What follows is a last act of failed communication: a heavily injured Barbara ordered her old teacher Damian, who has evidently already helped her out of a painful situation in former times, having paid largely for his act in the hospital where he had been exploited, to liberate her from her blackmailer, this father and literature teacher, whom she is designing as the direct cause of her wounds. The order is followed and the man shouted, before Damian could have understood, what is the fault, and what is not in this story. Other victims follow in the process of escalating violence, in tragic consequences even the young magical girl herself, who has dressed up with her beautiful costume and baton, to thank her father.

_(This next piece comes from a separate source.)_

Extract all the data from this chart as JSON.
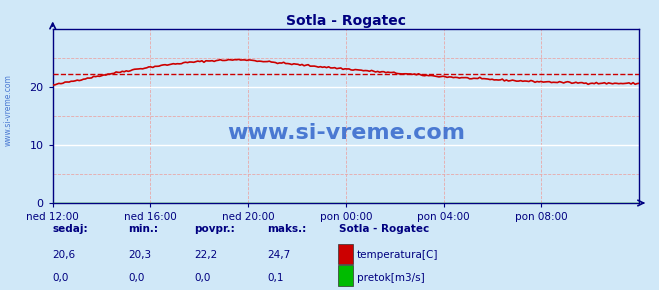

In this hermetic circulation of failed communications Vermut separates from time to time the isolated scenes with inter-titles, like “world”, “demon” and “flesh”, which open up to large association potentialities, but does not indicate clear suggestions or interpretations. All characters are victims of their non-communicated realities, but Barbara is the ambivalent key point of the destruction. She jokes with her shocked friends about throwing their baby out of the window; she had already pressed her face in a splitting mirror in an autodestruct manner, and does not hesitate in creating a new murderer and his victim, who is at least not responsible for her self-destroying way for receiving the money. Barbara is a femme fatale against her own will, abandoned and disoriented by her own husband. In this Vermut cosmos we should be prepared for an upcoming series of pain and enigmatic characters.